China Marches On

It's time for the West to start deceiving China.

It has long been clear that Chinese data has been systematically distorted by Chinese reporters themselves. The first statement to this effect was made in the initial report by the Joint Congressional Commission, of which I was co-author, which stated that all Chinese data were based on a hoax. I have repeated this claim several times.

The motive for this distortion is easily discerned: the taxes levied on the provinces by the central government, once the data have been filed. The provincial governments do not wish to share their wealth with the federal government, and hence they deliberately understate their income. The net effect of these changes is to report inflated income at the federal level, restrict the overall taxation of the provinces, and increase cash flow to provincial government treasuries. That is why the cash flow to the central government has been so low for such a long time. It is also the reason for the ongoing investigations by the Chinese federal government into regional withholding by regional administrations, and mounting accusations of cheating against regional officers.

China penetrates Communist Party organizations all over the world to make sure it knows what competing parties are up to, and to spread disinformation about pro-Soviet operations. The struggle between pro-Chinese and pro-Russian forces has been very intense for several decades, and is likely to continue for many decades. The newfound friendship between Beijing and Moscow has not brought peace to the two powers, as they compete for global hegemony. There is limited cooperation, but nothing like a strategic alliance. There is no treaty between the two former superpowers, and no detailed agreement on how to wage a mutual war against their common enemies in the West, from North America to Central and South America, from Europe to Israel, from Australia to New Zealand.

The great debate over the future of China has centered on her choices in the near term. These are largely cultural choices. Will Beijing follow the American model, thereby creating ideological and political rigidity that would make it impossible for the Chinese to compete effectively in the international marketplace? Or will they instead find a way to compete with the West?

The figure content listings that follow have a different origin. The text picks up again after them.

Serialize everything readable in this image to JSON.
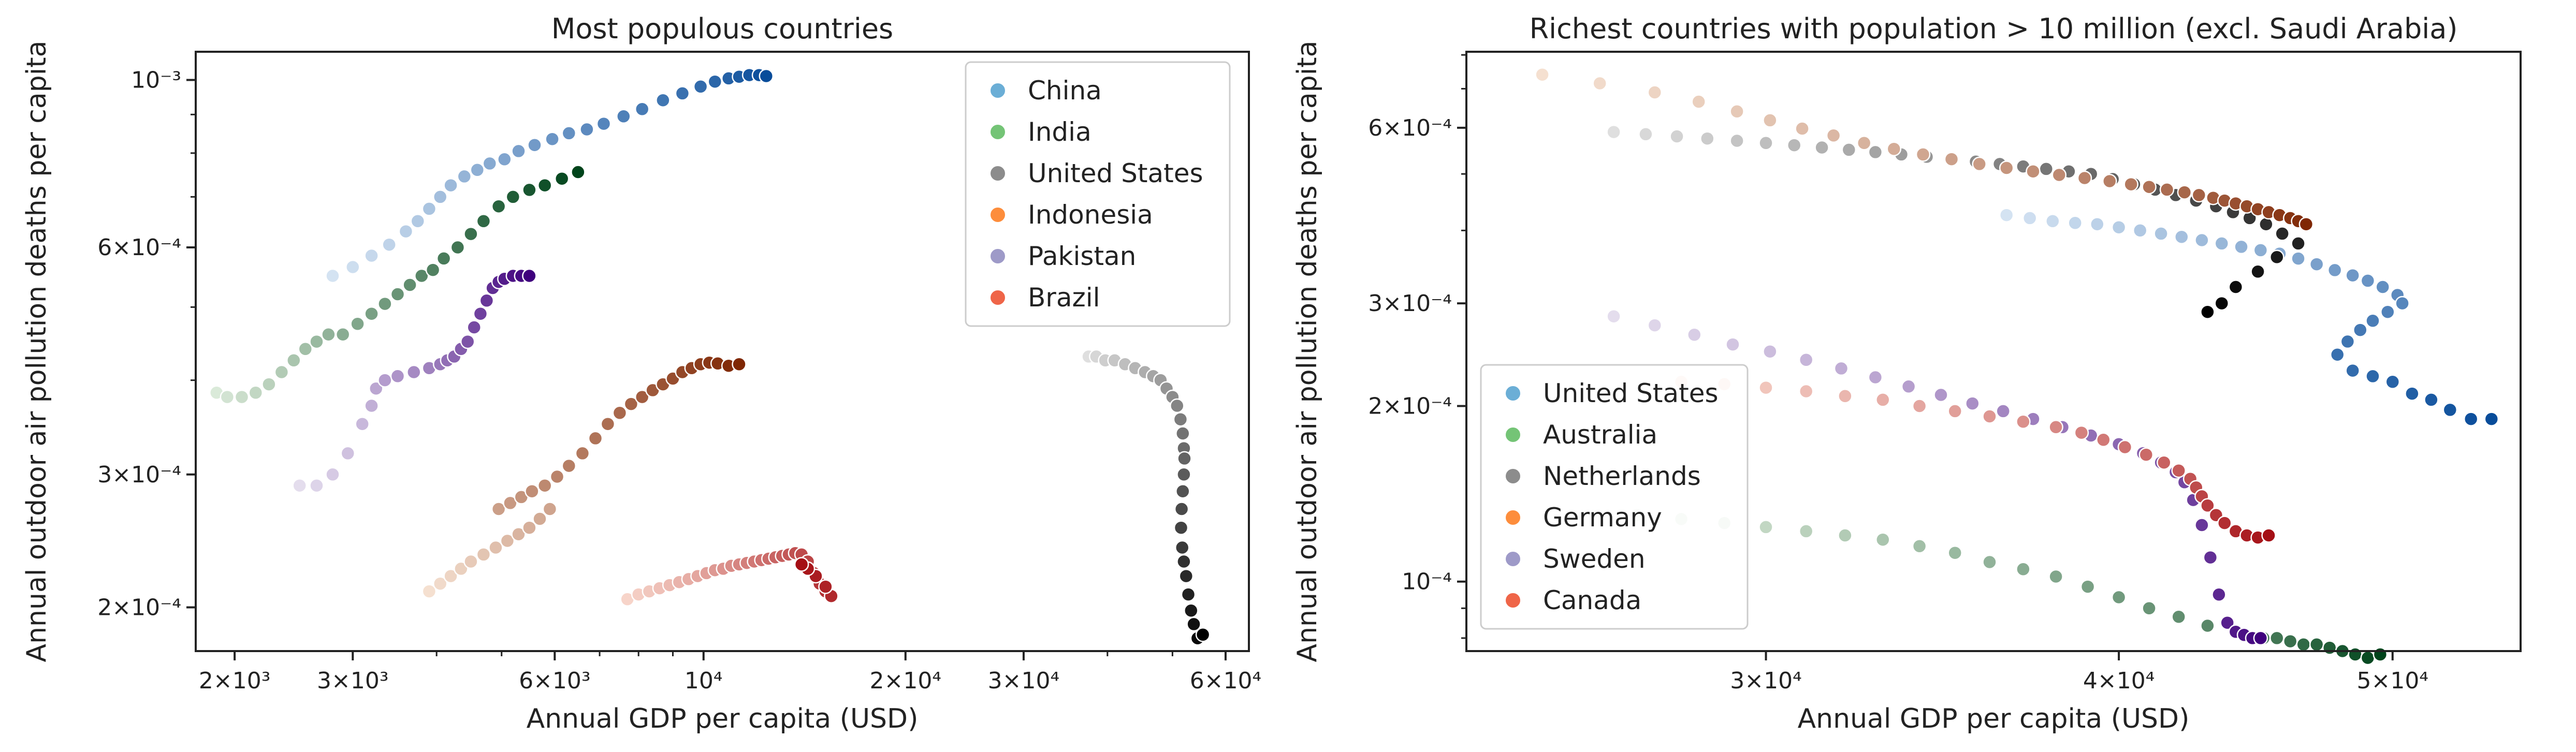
{
  "chart_data": [
    {
      "type": "scatter",
      "title": "Most populous countries",
      "xlabel": "Annual GDP per capita (USD)",
      "ylabel": "Annual outdoor air pollution deaths per capita",
      "xscale": "log",
      "yscale": "log",
      "xlim": [
        1750,
        65000
      ],
      "ylim": [
        0.000175,
        0.00109
      ],
      "legend_position": "top-right",
      "x_ticks": [
        {
          "value": 2000,
          "label": "2×10³"
        },
        {
          "value": 3000,
          "label": "3×10³"
        },
        {
          "value": 6000,
          "label": "6×10³"
        },
        {
          "value": 10000,
          "label": "10⁴"
        },
        {
          "value": 20000,
          "label": "2×10⁴"
        },
        {
          "value": 30000,
          "label": "3×10⁴"
        },
        {
          "value": 60000,
          "label": "6×10⁴"
        }
      ],
      "y_ticks": [
        {
          "value": 0.0002,
          "label": "2×10⁻⁴"
        },
        {
          "value": 0.0003,
          "label": "3×10⁻⁴"
        },
        {
          "value": 0.0006,
          "label": "6×10⁻⁴"
        },
        {
          "value": 0.001,
          "label": "10⁻³"
        }
      ],
      "series": [
        {
          "name": "China",
          "color": "#6baed6",
          "cmap": [
            "#e6f0fa",
            "#084c9a"
          ],
          "x": [
            2800,
            3000,
            3200,
            3400,
            3600,
            3750,
            3900,
            4050,
            4200,
            4400,
            4600,
            4800,
            5050,
            5300,
            5600,
            5950,
            6300,
            6700,
            7100,
            7600,
            8100,
            8700,
            9300,
            9900,
            10400,
            10900,
            11300,
            11700,
            12100,
            12400
          ],
          "y": [
            0.00055,
            0.000565,
            0.000585,
            0.000605,
            0.00063,
            0.00065,
            0.000675,
            0.0007,
            0.000725,
            0.000745,
            0.00076,
            0.000775,
            0.000785,
            0.000805,
            0.00082,
            0.000835,
            0.00085,
            0.00086,
            0.000875,
            0.000895,
            0.000915,
            0.00094,
            0.00096,
            0.00098,
            0.000995,
            0.001005,
            0.00101,
            0.001015,
            0.001015,
            0.001012
          ]
        },
        {
          "name": "India",
          "color": "#74c476",
          "cmap": [
            "#edf8e9",
            "#00441b"
          ],
          "x": [
            1880,
            1950,
            2050,
            2150,
            2250,
            2350,
            2450,
            2550,
            2650,
            2760,
            2900,
            3050,
            3200,
            3350,
            3500,
            3650,
            3800,
            3950,
            4100,
            4300,
            4500,
            4700,
            4950,
            5200,
            5500,
            5800,
            6150,
            6500
          ],
          "y": [
            0.000385,
            0.00038,
            0.00038,
            0.000385,
            0.000395,
            0.00041,
            0.000425,
            0.00044,
            0.00045,
            0.00046,
            0.00046,
            0.000475,
            0.00049,
            0.000505,
            0.00052,
            0.000535,
            0.00055,
            0.00056,
            0.00058,
            0.0006,
            0.000625,
            0.00065,
            0.00068,
            0.0007,
            0.000715,
            0.000725,
            0.00074,
            0.000755
          ]
        },
        {
          "name": "United States",
          "color": "#8c8c8c",
          "cmap": [
            "#f2f2f2",
            "#000000"
          ],
          "x": [
            37500,
            38500,
            39700,
            41000,
            42500,
            44000,
            45500,
            46800,
            48000,
            49000,
            50000,
            50800,
            51400,
            51800,
            52000,
            52100,
            52000,
            51800,
            51600,
            51500,
            51700,
            52000,
            52400,
            52800,
            53300,
            53800,
            54500,
            55500
          ],
          "y": [
            0.00043,
            0.00043,
            0.000425,
            0.000425,
            0.00042,
            0.000415,
            0.00041,
            0.000405,
            0.0004,
            0.00039,
            0.00038,
            0.00037,
            0.000355,
            0.00034,
            0.000325,
            0.000315,
            0.0003,
            0.000285,
            0.00027,
            0.000255,
            0.00024,
            0.00023,
            0.00022,
            0.000208,
            0.000198,
            0.00019,
            0.000182,
            0.000184
          ]
        },
        {
          "name": "Indonesia",
          "color": "#fd8d3c",
          "cmap": [
            "#fff0e2",
            "#7f2704"
          ],
          "x": [
            3900,
            4050,
            4200,
            4350,
            4500,
            4700,
            4900,
            5100,
            5300,
            5500,
            5700,
            5900,
            4950,
            5150,
            5350,
            5550,
            5800,
            6050,
            6300,
            6600,
            6900,
            7200,
            7500,
            7800,
            8100,
            8400,
            8700,
            9000,
            9300,
            9600,
            9900,
            10200,
            10500,
            10900,
            11300
          ],
          "y": [
            0.00021,
            0.000215,
            0.00022,
            0.000225,
            0.00023,
            0.000235,
            0.00024,
            0.000245,
            0.00025,
            0.000255,
            0.000262,
            0.00027,
            0.00027,
            0.000275,
            0.00028,
            0.000285,
            0.00029,
            0.000298,
            0.000308,
            0.00032,
            0.000335,
            0.00035,
            0.000362,
            0.000372,
            0.00038,
            0.000388,
            0.000395,
            0.000402,
            0.00041,
            0.000415,
            0.00042,
            0.000422,
            0.000421,
            0.000418,
            0.00042
          ]
        },
        {
          "name": "Pakistan",
          "color": "#9e9ac8",
          "cmap": [
            "#f2f0f7",
            "#3f007d"
          ],
          "x": [
            2500,
            2650,
            2800,
            2950,
            3100,
            3200,
            3250,
            3350,
            3500,
            3700,
            3900,
            4050,
            4150,
            4250,
            4350,
            4450,
            4550,
            4650,
            4750,
            4850,
            4950,
            5050,
            5200,
            5350,
            5500
          ],
          "y": [
            0.00029,
            0.00029,
            0.0003,
            0.00032,
            0.00035,
            0.00037,
            0.00039,
            0.0004,
            0.000405,
            0.00041,
            0.000415,
            0.00042,
            0.000425,
            0.00043,
            0.00044,
            0.00045,
            0.00047,
            0.00049,
            0.00051,
            0.00053,
            0.00054,
            0.000545,
            0.00055,
            0.00055,
            0.00055
          ]
        },
        {
          "name": "Brazil",
          "color": "#ef6548",
          "cmap": [
            "#fee5d9",
            "#a50f15"
          ],
          "x": [
            7700,
            8000,
            8300,
            8600,
            8900,
            9200,
            9500,
            9800,
            10100,
            10400,
            10700,
            11000,
            11300,
            11600,
            11900,
            12200,
            12500,
            12800,
            13100,
            13400,
            13700,
            14000,
            14300,
            14600,
            14900,
            15200,
            15500,
            15200,
            14700,
            14300,
            14000
          ],
          "y": [
            0.000205,
            0.000208,
            0.00021,
            0.000212,
            0.000214,
            0.000216,
            0.000218,
            0.00022,
            0.000222,
            0.000224,
            0.000225,
            0.000227,
            0.000228,
            0.000229,
            0.00023,
            0.000231,
            0.000232,
            0.000233,
            0.000234,
            0.000235,
            0.000236,
            0.000235,
            0.00023,
            0.000222,
            0.000215,
            0.00021,
            0.000207,
            0.000213,
            0.00022,
            0.000225,
            0.000228
          ]
        }
      ]
    },
    {
      "type": "scatter",
      "title": "Richest countries with population > 10 million (excl. Saudi Arabia)",
      "xlabel": "Annual GDP per capita (USD)",
      "ylabel": "Annual outdoor air pollution deaths per capita",
      "xscale": "log",
      "yscale": "log",
      "xlim": [
        23500,
        55500
      ],
      "ylim": [
        7.6e-05,
        0.00081
      ],
      "legend_position": "bottom-left",
      "x_ticks": [
        {
          "value": 30000,
          "label": "3×10⁴"
        },
        {
          "value": 40000,
          "label": "4×10⁴"
        },
        {
          "value": 50000,
          "label": "5×10⁴"
        }
      ],
      "y_ticks": [
        {
          "value": 0.0001,
          "label": "10⁻⁴"
        },
        {
          "value": 0.0002,
          "label": "2×10⁻⁴"
        },
        {
          "value": 0.0003,
          "label": "3×10⁻⁴"
        },
        {
          "value": 0.0006,
          "label": "6×10⁻⁴"
        }
      ],
      "series": [
        {
          "name": "United States",
          "color": "#6baed6",
          "cmap": [
            "#e6f0fa",
            "#084c9a"
          ],
          "x": [
            36500,
            37200,
            37900,
            38600,
            39300,
            40000,
            40700,
            41400,
            42100,
            42800,
            43500,
            44200,
            44900,
            45600,
            46300,
            47000,
            47700,
            48400,
            49000,
            49600,
            50200,
            50400,
            49800,
            49200,
            48700,
            48200,
            47800,
            48400,
            49200,
            50000,
            50800,
            51600,
            52400,
            53300,
            54200
          ],
          "y": [
            0.000425,
            0.00042,
            0.000415,
            0.000412,
            0.00041,
            0.000405,
            0.0004,
            0.000395,
            0.00039,
            0.000385,
            0.00038,
            0.000375,
            0.00037,
            0.000365,
            0.000358,
            0.00035,
            0.000342,
            0.000335,
            0.000328,
            0.00032,
            0.00031,
            0.0003,
            0.00029,
            0.00028,
            0.00027,
            0.000258,
            0.000245,
            0.00023,
            0.000225,
            0.00022,
            0.00021,
            0.000205,
            0.000197,
            0.00019,
            0.00019
          ]
        },
        {
          "name": "Australia",
          "color": "#74c476",
          "cmap": [
            "#edf8e9",
            "#00441b"
          ],
          "x": [
            27000,
            28000,
            29000,
            30000,
            31000,
            32000,
            33000,
            34000,
            35000,
            36000,
            37000,
            38000,
            39000,
            40000,
            41000,
            42000,
            43000,
            44000,
            45000,
            45500,
            46000,
            46500,
            47000,
            47500,
            48000,
            48500,
            49000,
            49500
          ],
          "y": [
            0.00013,
            0.000128,
            0.000126,
            0.000124,
            0.000122,
            0.00012,
            0.000118,
            0.000115,
            0.000112,
            0.000108,
            0.000105,
            0.000102,
            9.8e-05,
            9.4e-05,
            9e-05,
            8.7e-05,
            8.4e-05,
            8.2e-05,
            8e-05,
            8e-05,
            7.9e-05,
            7.8e-05,
            7.8e-05,
            7.7e-05,
            7.6e-05,
            7.5e-05,
            7.4e-05,
            7.5e-05
          ]
        },
        {
          "name": "Netherlands",
          "color": "#8c8c8c",
          "cmap": [
            "#f2f2f2",
            "#000000"
          ],
          "x": [
            26500,
            27200,
            27900,
            28600,
            29300,
            30000,
            30700,
            31400,
            32100,
            32800,
            33500,
            34200,
            34900,
            35600,
            36300,
            37000,
            37700,
            38400,
            39100,
            39800,
            40500,
            41200,
            41900,
            42600,
            43300,
            43900,
            44500,
            45100,
            45700,
            46300,
            45500,
            44800,
            44000,
            43500,
            43000
          ],
          "y": [
            0.00059,
            0.000585,
            0.00058,
            0.000575,
            0.00057,
            0.000565,
            0.00056,
            0.000555,
            0.00055,
            0.000545,
            0.00054,
            0.000535,
            0.00053,
            0.000525,
            0.00052,
            0.000515,
            0.00051,
            0.000505,
            0.0005,
            0.00049,
            0.00048,
            0.00047,
            0.00046,
            0.00045,
            0.00044,
            0.00043,
            0.00042,
            0.00041,
            0.000395,
            0.00038,
            0.00036,
            0.00034,
            0.00032,
            0.0003,
            0.00029
          ]
        },
        {
          "name": "Germany",
          "color": "#fd8d3c",
          "cmap": [
            "#fff0e2",
            "#7f2704"
          ],
          "x": [
            25000,
            26200,
            27400,
            28400,
            29300,
            30100,
            30900,
            31700,
            32500,
            33300,
            34100,
            34900,
            35700,
            36500,
            37300,
            38100,
            38900,
            39700,
            40400,
            41000,
            41600,
            42200,
            42700,
            43200,
            43600,
            44000,
            44400,
            44800,
            45200,
            45600,
            46000,
            46300,
            46600
          ],
          "y": [
            0.00074,
            0.000715,
            0.00069,
            0.000665,
            0.00064,
            0.000618,
            0.000598,
            0.000582,
            0.000565,
            0.000552,
            0.00054,
            0.00053,
            0.00052,
            0.000512,
            0.000505,
            0.000498,
            0.000492,
            0.000486,
            0.00048,
            0.000475,
            0.00047,
            0.000465,
            0.00046,
            0.000455,
            0.00045,
            0.000445,
            0.00044,
            0.000435,
            0.00043,
            0.000425,
            0.00042,
            0.000415,
            0.00041
          ]
        },
        {
          "name": "Sweden",
          "color": "#9e9ac8",
          "cmap": [
            "#f2f0f7",
            "#3f007d"
          ],
          "x": [
            26500,
            27400,
            28300,
            29200,
            30100,
            31000,
            31900,
            32800,
            33700,
            34600,
            35500,
            36400,
            37300,
            38200,
            39100,
            40000,
            40800,
            41400,
            41900,
            42200,
            42500,
            42800,
            43100,
            43400,
            43700,
            44000,
            44300,
            44600,
            44900
          ],
          "y": [
            0.000285,
            0.000275,
            0.000265,
            0.000255,
            0.000248,
            0.00024,
            0.000232,
            0.000224,
            0.000216,
            0.000209,
            0.000202,
            0.000196,
            0.00019,
            0.000184,
            0.000178,
            0.000172,
            0.000166,
            0.00016,
            0.000154,
            0.000148,
            0.000138,
            0.000125,
            0.00011,
            9.5e-05,
            8.5e-05,
            8.2e-05,
            8.1e-05,
            8e-05,
            8e-05
          ]
        },
        {
          "name": "Canada",
          "color": "#ef6548",
          "cmap": [
            "#fee5d9",
            "#a50f15"
          ],
          "x": [
            28000,
            29000,
            30000,
            31000,
            32000,
            33000,
            34000,
            35000,
            36000,
            37000,
            38000,
            38800,
            39500,
            40200,
            40900,
            41500,
            42000,
            42400,
            42600,
            42800,
            43000,
            43300,
            43600,
            44000,
            44400,
            44800,
            45200
          ],
          "y": [
            0.00022,
            0.000218,
            0.000215,
            0.000212,
            0.000208,
            0.000205,
            0.0002,
            0.000196,
            0.000192,
            0.000188,
            0.000184,
            0.00018,
            0.000175,
            0.00017,
            0.000165,
            0.00016,
            0.000155,
            0.00015,
            0.000145,
            0.00014,
            0.000135,
            0.00013,
            0.000126,
            0.000122,
            0.00012,
            0.000119,
            0.00012
          ]
        }
      ]
    }
  ]
}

It has long been a basic assumption of modern geopolitics that contemporary creativity requires free experimentation, and that systems imposing hard-and-fast rules are destined to fail. That is why modern authoritarian states have employed subversion so extensively. Copying the Western production methods has enabled them to make products similar to our own, while depending on us to develop the technology and assembly lines required to make the system work. 

It is up to the West to deceive China, luring Beijing to steal technology that doesn't work, thereby preserving the real secrets of our military system, and enabling us to penetrate the enemy network. If we fail to do this, we leave the Chinese in firm control of modern military technology, and their own increasingly well-trained and disciplined men and women.